You should have stayed up late just to entertain me :)
No Im not drunk.
i'm sorry your entertainment monkey wasn't available for you at your your beckoning call haha. you weren't drunk? sure? ;) talk to ya later.
You're my personal entertainment monkey? Im such a lucky girl, especially since you're so cute. Way cuter than any other entertainment monkey I've ever seen, and you're mine. So lucky ;)
and no, not drunk, i havent had alcohol in 42 days, and no Im not counting
You have no idea ;)
nice one, you're good! hah
Yeah, well. What can I say? Im awesome.
Did you hear that internet? Dentist (the hottest man alive) doesn't just agree that I'm awesome he said damn right, I'm awesome!
And really I am, no one else interrupts him in between countless hours of studying. Just me! Just to tell him that Im bored and to shamelessly flirt with him. I boost his ego A LOT so how can he not think Im awesome? I also happen to be an individual with a vagina that will talk sports and also enjoys all the HARD rock bands that he likes. Sports: AWESOME. HARD rock: AWESOME. Vagina: DAMN AWESOME.

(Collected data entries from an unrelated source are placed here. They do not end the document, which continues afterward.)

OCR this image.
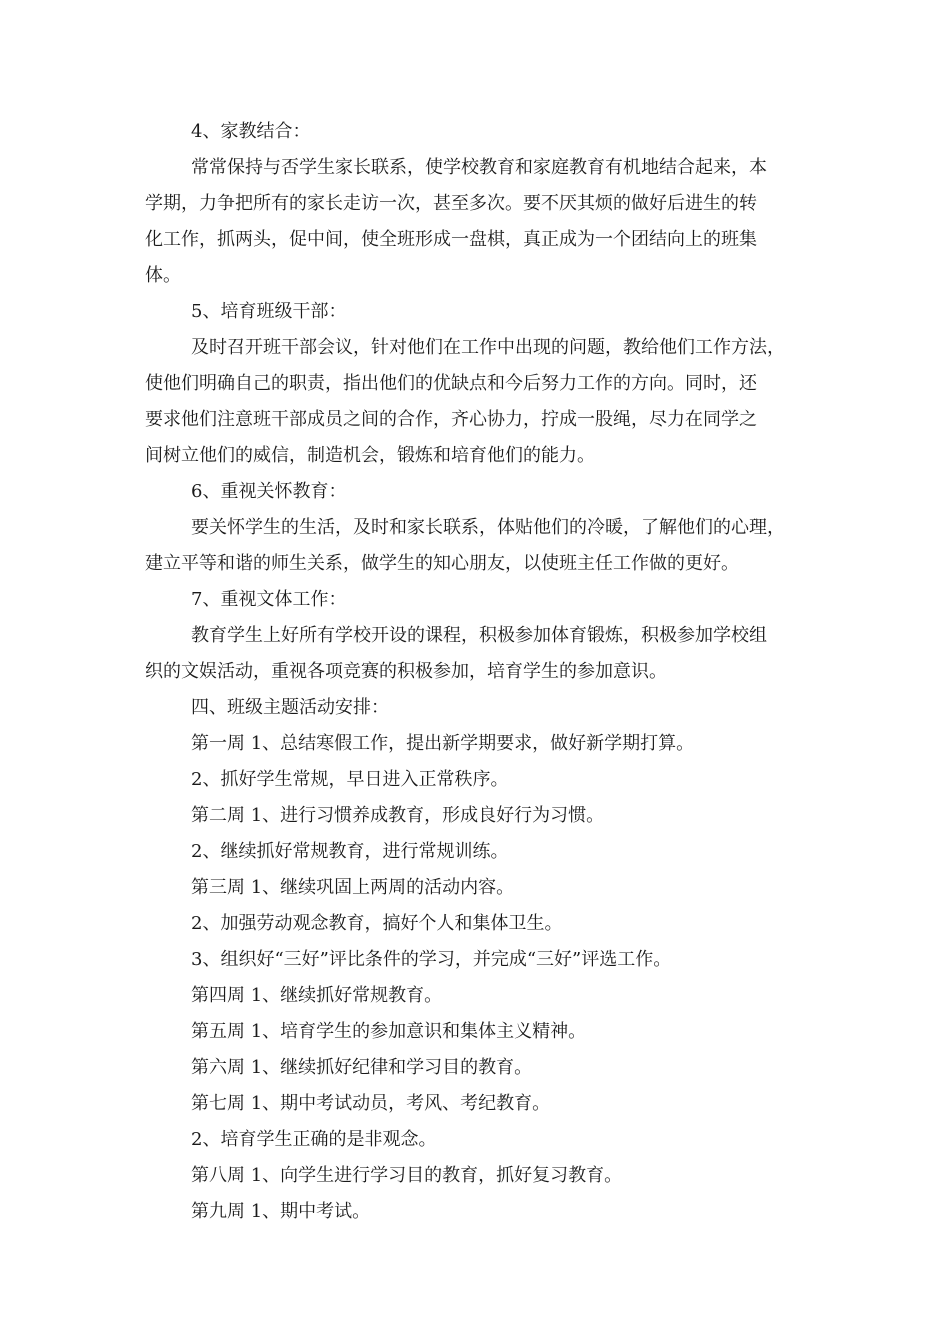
4、家教结合：
常常保持与否学生家长联系，使学校教育和家庭教育有机地结合起来，本
学期，力争把所有的家长走访一次，甚至多次。要不厌其烦的做好后进生的转
化工作，抓两头，促中间，使全班形成一盘棋，真正成为一个团结向上的班集
体。
5、培育班级干部：
及时召开班干部会议，针对他们在工作中出现的问题，教给他们工作方法，
使他们明确自己的职责，指出他们的优缺点和今后努力工作的方向。同时，还
要求他们注意班干部成员之间的合作，齐心协力，拧成一股绳，尽力在同学之
间树立他们的威信，制造机会，锻炼和培育他们的能力。
6、重视关怀教育：
要关怀学生的生活，及时和家长联系，体贴他们的冷暖，了解他们的心理，
建立平等和谐的师生关系，做学生的知心朋友，以使班主任工作做的更好。
7、重视文体工作：
教育学生上好所有学校开设的课程，积极参加体育锻炼，积极参加学校组
织的文娱活动，重视各项竞赛的积极参加，培育学生的参加意识。
四、班级主题活动安排：
第一周 1、总结寒假工作，提出新学期要求，做好新学期打算。
2、抓好学生常规，早日进入正常秩序。
第二周 1、进行习惯养成教育，形成良好行为习惯。
2、继续抓好常规教育，进行常规训练。
第三周 1、继续巩固上两周的活动内容。
2、加强劳动观念教育，搞好个人和集体卫生。
3、组织好“三好”评比条件的学习，并完成“三好”评选工作。
第四周 1、继续抓好常规教育。
第五周 1、培育学生的参加意识和集体主义精神。
第六周 1、继续抓好纪律和学习目的教育。
第七周 1、期中考试动员，考风、考纪教育。
2、培育学生正确的是非观念。
第八周 1、向学生进行学习目的教育，抓好复习教育。
第九周 1、期中考试。
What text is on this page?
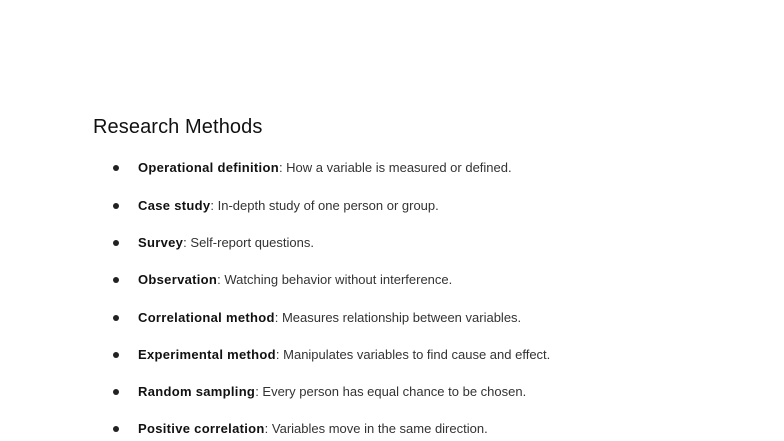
Research Methods
Operational definition: How a variable is measured or defined.
Case study: In-depth study of one person or group.
Survey: Self-report questions.
Observation: Watching behavior without interference.
Correlational method: Measures relationship between variables.
Experimental method: Manipulates variables to find cause and effect.
Random sampling: Every person has equal chance to be chosen.
Positive correlation: Variables move in the same direction.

Ok enough of praising me, but seriously internet I looked for hours on-line to find a monkey graphic that would fit his personality and send it to him. I looked for HOURS and I found the perfect monkey. PERFECT. Cause I
want to get in his pants so bad care that much.
And that ladies, that is how you rope a man. Well, when he's far away. There is a much
sluttier easier, much more fun way to rope in a man. I don't care what anyone says, it works! However that requires his presence and that is also a lesson for another day.